De Europese Commissie heeft vandaag een pakket maatregelen goedgekeurd om te zorgen voor een toereikend pensioeninkomen voor EU-burgers door de sector aanvullende pensioenen uit te breiden en te versterken. Het doel is de overheidspensioenen aan te vullen - niet te vervangen.

Het pakket omvat een aanbeveling van de Commissie aan de lidstaten over:

  • Pensioenvolgsystemen, die mensen een beter overzicht geven van hun pensioenrechten en verwachte uitkeringen en hen helpen bij het plannen van hun pensionering.
  • Pensioendashboards, die beleidsmakers een uitgebreider en gedetailleerder beeld zullen geven van de houdbaarheid en toereikendheid van de pensioenstelsels, bestaande uit zowel overheidspensioenen als aanvullende pensioenen.
  • Auto-inschrijving in aanvullende pensioenregelingen, waarbij werknemers worden aangesloten bij aanvullende pensioenregelingen, tenzij zij ervoor kiezen zich af te melden, waardoor zij vrij blijven om te beslissen.

Het pakket omvat ook twee wetgevingsvoorstellen die betrekking hebben op gebieden die al onder de EU-regelgeving inzake de financiële markt vallen:

  • Een wijzigingsrichtlijn betreffende instellingen voor bedrijfspensioenvoorziening (IBPV II) om IBPV's efficiënter en op grotere schaal te laten werken en tegelijkertijd onnodige beperkingen op beleggingen op te heffen, onder verscherpt toezicht. Deze maatregelen zullen deze regelingen helpen de kosten te verlagen en de waarde voor de burgers te maximaliseren.
  • Een wijzigingsverordening betreffende pan-Europese persoonlijke pensioenproducten (PEPP) om dit persoonlijke pensioenproduct aantrekkelijker te maken voor spaarders en financiëlemarktdeelnemers.

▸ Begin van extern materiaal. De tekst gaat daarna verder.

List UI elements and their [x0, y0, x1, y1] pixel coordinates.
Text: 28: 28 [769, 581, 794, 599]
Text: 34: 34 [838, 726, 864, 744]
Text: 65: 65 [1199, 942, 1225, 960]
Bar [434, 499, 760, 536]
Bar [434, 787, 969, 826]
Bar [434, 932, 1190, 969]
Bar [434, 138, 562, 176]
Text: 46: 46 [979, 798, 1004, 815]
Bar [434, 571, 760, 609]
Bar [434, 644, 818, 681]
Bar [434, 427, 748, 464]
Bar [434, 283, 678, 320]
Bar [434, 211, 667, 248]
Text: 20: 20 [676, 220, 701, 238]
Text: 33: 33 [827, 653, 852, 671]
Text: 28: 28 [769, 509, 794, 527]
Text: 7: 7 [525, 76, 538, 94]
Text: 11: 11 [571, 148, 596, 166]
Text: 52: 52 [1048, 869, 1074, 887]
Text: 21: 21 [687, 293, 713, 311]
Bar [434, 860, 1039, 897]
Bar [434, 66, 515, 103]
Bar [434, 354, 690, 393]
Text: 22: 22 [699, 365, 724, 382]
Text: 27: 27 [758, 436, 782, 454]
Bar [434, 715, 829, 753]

Het pakket gaat ook vergezeld van een mededeling van de Commissie waarin de norm wordt verduidelijkt voor degenen die de activa van pensioenregelingen beheren (hetPrudent Person Principle) om ervoor te zorgen dat beleggingen in aandelen door aanvullende pensioenregelingen niet worden ontmoedigd. Dit zal burgers helpen een hoger langetermijnrendement op hun spaargeld te behalen en nieuwe financieringsbronnen voor de EU-economie vrij te maken.

Wie zal van de voorgestelde maatregelen profiteren en hoe?

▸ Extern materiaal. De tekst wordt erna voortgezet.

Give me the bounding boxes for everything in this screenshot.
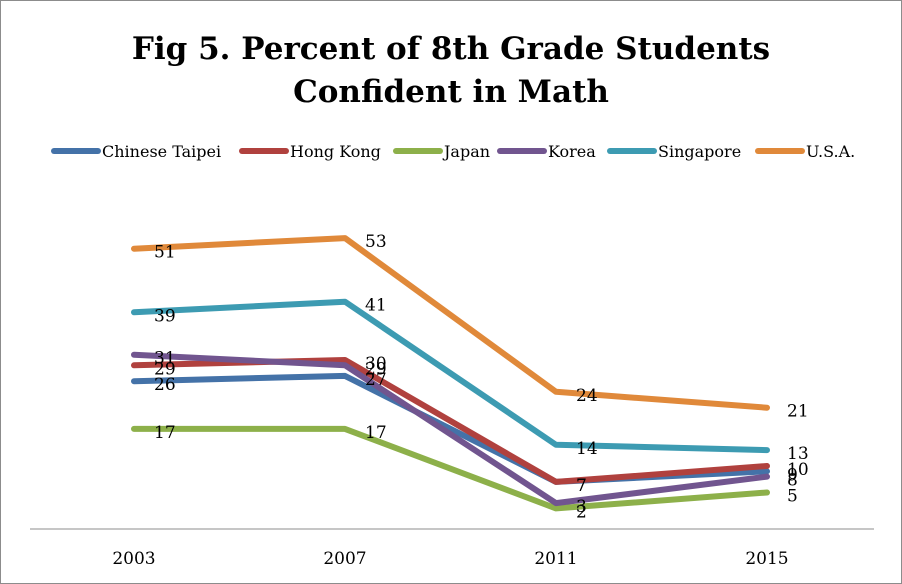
data-label-u-s-a-2015: 21 — [787, 402, 809, 422]
legend-label-hong-kong: Hong Kong — [290, 142, 381, 161]
data-label-u-s-a-2003: 51 — [154, 243, 176, 263]
x-tick-label-2015: 2015 — [745, 549, 788, 569]
series-line-singapore — [131, 298, 770, 454]
data-label-chinese-taipei-2011: 7 — [576, 476, 587, 496]
legend-label-korea: Korea — [548, 142, 596, 161]
legend-label-chinese-taipei: Chinese Taipei — [102, 142, 221, 161]
data-label-japan-2011: 2 — [576, 502, 587, 522]
data-label-japan-2007: 17 — [365, 423, 387, 443]
data-label-singapore-2007: 41 — [365, 296, 387, 316]
data-label-singapore-2011: 14 — [576, 439, 598, 459]
series-line-korea — [131, 351, 770, 507]
x-tick-label-2011: 2011 — [534, 549, 577, 569]
data-label-hong-kong-2015: 10 — [787, 460, 809, 480]
data-label-u-s-a-2007: 53 — [365, 232, 387, 252]
x-axis-ticks: 2003 2007 2011 2015 — [112, 549, 788, 569]
data-label-hong-kong-2007: 30 — [365, 354, 387, 374]
data-label-korea-2007: 29 — [365, 359, 387, 379]
data-label-singapore-2003: 39 — [154, 306, 176, 326]
chart-title-line-1: Fig 5. Percent of 8th Grade Students — [131, 31, 771, 67]
data-label-korea-2015: 8 — [787, 471, 798, 491]
legend-label-singapore: Singapore — [658, 142, 741, 161]
legend: Chinese Taipei Hong Kong Japan Korea Singapo… — [51, 142, 855, 161]
data-label-singapore-2015: 13 — [787, 444, 809, 464]
data-label-korea-2011: 3 — [576, 497, 587, 517]
data-label-japan-2003: 17 — [154, 423, 176, 443]
data-label-hong-kong-2003: 29 — [154, 359, 176, 379]
x-tick-label-2007: 2007 — [323, 549, 366, 569]
chart-title-line-2: Confident in Math — [293, 74, 609, 110]
data-label-chinese-taipei-2007: 27 — [365, 370, 387, 390]
legend-label-japan: Japan — [442, 142, 490, 161]
data-label-u-s-a-2011: 24 — [576, 386, 598, 406]
x-tick-label-2003: 2003 — [112, 549, 155, 569]
data-label-chinese-taipei-2015: 9 — [787, 465, 798, 485]
data-label-hong-kong-2011: 7 — [576, 476, 587, 496]
chart-title: Fig 5. Percent of 8th Grade Students Con… — [0, 28, 902, 114]
series-lines — [131, 235, 770, 512]
data-label-korea-2003: 31 — [154, 349, 176, 369]
data-label-chinese-taipei-2003: 26 — [154, 375, 176, 395]
series-line-u-s-a — [131, 235, 770, 411]
legend-label-u-s-a: U.S.A. — [806, 142, 855, 161]
series-line-japan — [131, 425, 770, 512]
data-label-japan-2015: 5 — [787, 487, 798, 507]
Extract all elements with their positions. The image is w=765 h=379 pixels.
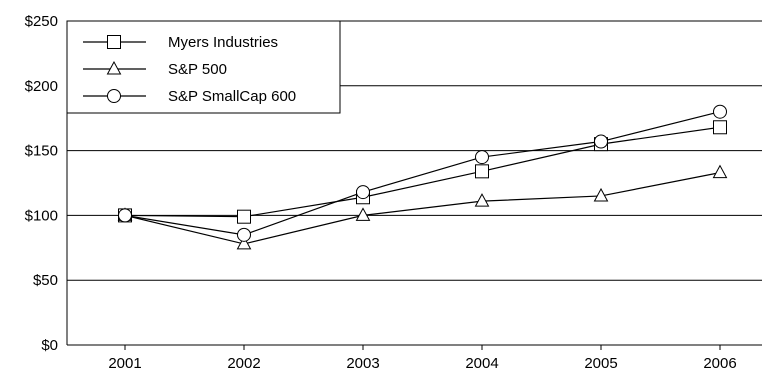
x-tick-label: 2001 <box>108 355 141 372</box>
x-tick-label: 2005 <box>584 355 617 372</box>
y-tick-label: $150 <box>25 143 58 160</box>
data-point-s-p-500 <box>355 207 371 221</box>
y-tick-label: $250 <box>25 13 58 30</box>
data-point-myers-industries <box>475 164 489 179</box>
series-layer <box>117 104 728 250</box>
y-tick-label: $50 <box>33 272 58 289</box>
series-line-s-p-smallcap-600 <box>124 111 721 236</box>
data-point-myers-industries <box>713 120 727 135</box>
x-tick-label: 2002 <box>227 355 260 372</box>
legend-label-s-p-smallcap-600: S&P SmallCap 600 <box>168 88 296 105</box>
data-point-s-p-smallcap-600 <box>713 104 727 119</box>
y-tick-label: $200 <box>25 78 58 95</box>
legend-marker-s-p-500 <box>106 60 122 75</box>
data-point-s-p-500 <box>236 235 252 250</box>
legend-marker-myers-industries <box>107 35 121 49</box>
data-point-s-p-500 <box>593 187 609 202</box>
data-point-s-p-500 <box>712 164 728 179</box>
data-point-s-p-smallcap-600 <box>237 227 251 242</box>
data-point-s-p-smallcap-600 <box>475 150 489 165</box>
data-point-s-p-smallcap-600 <box>118 208 132 223</box>
y-tick-labels: $0 $50 $100 $150 $200 $250 <box>25 13 58 354</box>
legend: Myers Industries S&P 500 S&P SmallCap 600 <box>66 20 341 114</box>
series-lines <box>124 111 721 245</box>
series-markers <box>117 104 728 250</box>
data-point-myers-industries <box>237 209 251 224</box>
x-tick-label: 2006 <box>703 355 736 372</box>
series-line-myers-industries <box>124 126 721 218</box>
legend-label-myers-industries: Myers Industries <box>168 34 278 51</box>
legend-marker-s-p-smallcap-600 <box>107 89 121 103</box>
data-point-s-p-smallcap-600 <box>594 134 608 149</box>
legend-label-s-p-500: S&P 500 <box>168 61 227 78</box>
x-tick-label: 2003 <box>346 355 379 372</box>
data-point-s-p-500 <box>474 193 490 207</box>
data-point-s-p-smallcap-600 <box>356 185 370 200</box>
x-tick-label: 2004 <box>465 355 498 372</box>
y-tick-label: $100 <box>25 207 58 224</box>
series-line-s-p-500 <box>124 172 721 245</box>
x-tick-labels: 2001 2002 2003 2004 2005 2006 <box>108 355 736 372</box>
y-tick-label: $0 <box>41 337 58 354</box>
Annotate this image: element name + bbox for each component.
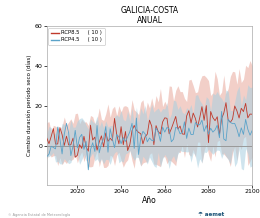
Text: ☂ aemet: ☂ aemet [198, 212, 224, 217]
X-axis label: Año: Año [142, 196, 157, 205]
Legend: RCP8.5     ( 10 ), RCP4.5     ( 10 ): RCP8.5 ( 10 ), RCP4.5 ( 10 ) [48, 28, 105, 45]
Text: © Agencia Estatal de Meteorología: © Agencia Estatal de Meteorología [8, 213, 70, 217]
Y-axis label: Cambio duración período seco (días): Cambio duración período seco (días) [27, 55, 32, 157]
Title: GALICIA-COSTA
ANUAL: GALICIA-COSTA ANUAL [120, 6, 179, 25]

Uiteindelijk zou de hele samenleving moeten profiteren van een betere toegang tot effectievere aanvullende pensioenen.

In de eerste plaats zullen burgers meer mogelijkheden krijgen om hun pensioeninkomen te verhogen, waardoor zij meer financiële zekerheid en stabiliteit bij hun pensionering kunnen bereiken. Dit zal de levensstandaard bij pensionering helpen beschermen en de economische veerkracht van EU-huishoudens versterken, met name in het licht van de huidige demografische uitdagingen en de veranderende dynamiek van de arbeidsmarkt, met inbegrip van die waarvoor de aanvullende pensioendekking bijzonder laag is, met name vrouwen, jongere werknemers, deeltijdwerkers en lager betaalde werknemers en zelfstandigen. Zo bedraagt de genderpensioenkloof tussen mannen en vrouwen momenteel 24,5 %.

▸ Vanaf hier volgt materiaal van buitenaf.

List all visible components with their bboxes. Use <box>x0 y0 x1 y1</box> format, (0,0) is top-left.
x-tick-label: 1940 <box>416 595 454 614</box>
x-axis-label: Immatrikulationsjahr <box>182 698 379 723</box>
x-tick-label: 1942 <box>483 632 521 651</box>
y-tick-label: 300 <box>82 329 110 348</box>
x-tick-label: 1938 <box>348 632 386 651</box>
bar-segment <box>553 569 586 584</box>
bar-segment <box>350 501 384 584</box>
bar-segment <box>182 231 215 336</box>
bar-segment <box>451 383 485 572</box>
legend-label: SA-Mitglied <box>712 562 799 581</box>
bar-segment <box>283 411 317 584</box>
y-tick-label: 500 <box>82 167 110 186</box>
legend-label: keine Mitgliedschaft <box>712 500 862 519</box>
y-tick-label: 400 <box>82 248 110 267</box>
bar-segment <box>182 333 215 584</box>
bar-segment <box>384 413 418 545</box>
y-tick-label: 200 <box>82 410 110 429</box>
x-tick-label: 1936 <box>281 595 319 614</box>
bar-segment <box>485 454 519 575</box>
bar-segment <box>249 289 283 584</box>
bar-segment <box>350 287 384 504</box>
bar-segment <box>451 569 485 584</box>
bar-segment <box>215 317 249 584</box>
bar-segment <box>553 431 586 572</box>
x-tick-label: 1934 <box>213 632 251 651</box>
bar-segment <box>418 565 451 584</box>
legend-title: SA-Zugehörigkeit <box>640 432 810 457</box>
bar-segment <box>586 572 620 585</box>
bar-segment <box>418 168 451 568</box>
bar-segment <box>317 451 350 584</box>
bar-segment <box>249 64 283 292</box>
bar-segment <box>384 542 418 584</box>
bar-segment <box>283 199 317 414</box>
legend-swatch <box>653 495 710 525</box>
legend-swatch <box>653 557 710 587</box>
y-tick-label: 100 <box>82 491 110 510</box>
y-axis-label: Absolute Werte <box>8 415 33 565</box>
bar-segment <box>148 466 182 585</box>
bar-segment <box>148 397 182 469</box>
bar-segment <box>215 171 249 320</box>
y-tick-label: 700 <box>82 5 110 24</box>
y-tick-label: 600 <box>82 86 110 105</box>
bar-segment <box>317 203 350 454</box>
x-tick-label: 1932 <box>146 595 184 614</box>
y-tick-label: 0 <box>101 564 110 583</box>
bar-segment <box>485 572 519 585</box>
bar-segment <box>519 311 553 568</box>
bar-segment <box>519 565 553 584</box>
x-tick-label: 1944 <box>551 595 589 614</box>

Verder hebben sterkere aanvullende pensioenregelingen het potentieel om langetermijnsparen te mobiliseren voor productieve investeringen, waardoor het concurrentievermogen en de welvaart van de EU worden gestimuleerd, banen worden gecreëerd en economische groei wordt ondersteund. Een levendigere aanvullende pensioensector kan dienen als verstrekker van langetermijnkapitaal voor ondernemingen, met inbegrip van innovatieve ondernemingen, en kan helpen financiering vrij te maken voor strategische prioriteiten van de EU, zoals de groene transitie, innovatie en veiligheid en defensie.

Tot slot kunnen robuustere aanvullende pensioenen de druk op de houdbaarheid en toereikendheid van de openbare pensioensector helpen verlichten door ervoor te zorgen dat burgers bij hun pensionering een meer gediversifieerd inkomen hebben.

Wat is de rol van de EU bij het bevorderen van aanvullende pensioenen?

Pensioenen en de structuur van pensioenstelsels blijven in de eerste plaats een bevoegdheid van de lidstaten. Dit pakket verandert daar niets aan. Het is aan de lidstaten om de nodige regelingen in te voeren om hun eigen aanvullende pensioensectoren te ontwikkelen en de toegang van burgers tot deze sectoren te vergemakkelijken.

De EU kan een ondersteunende rol spelen door richtsnoeren te verstrekken met voorbeelden van beste praktijken die kunnen helpen aanvullende pensioenen in de hele EU te stimuleren. Dit is de doelstelling van de aanbeveling betreffende pensioenvolgsystemen, pensioendashboards en automatische inschrijving.

Naast nationale wetgeving bevatten EU-regels, zoals de richtlijn betreffende instellingen voor bedrijfspensioenvoorziening (IBPV) en de pan-Europese verordening betreffende het persoonlijk pensioenproduct (PEPP), belangrijke gemeenschappelijke normen op de eengemaakte markt op het gebied van bedrijfspensioenen en persoonlijke pensioenen.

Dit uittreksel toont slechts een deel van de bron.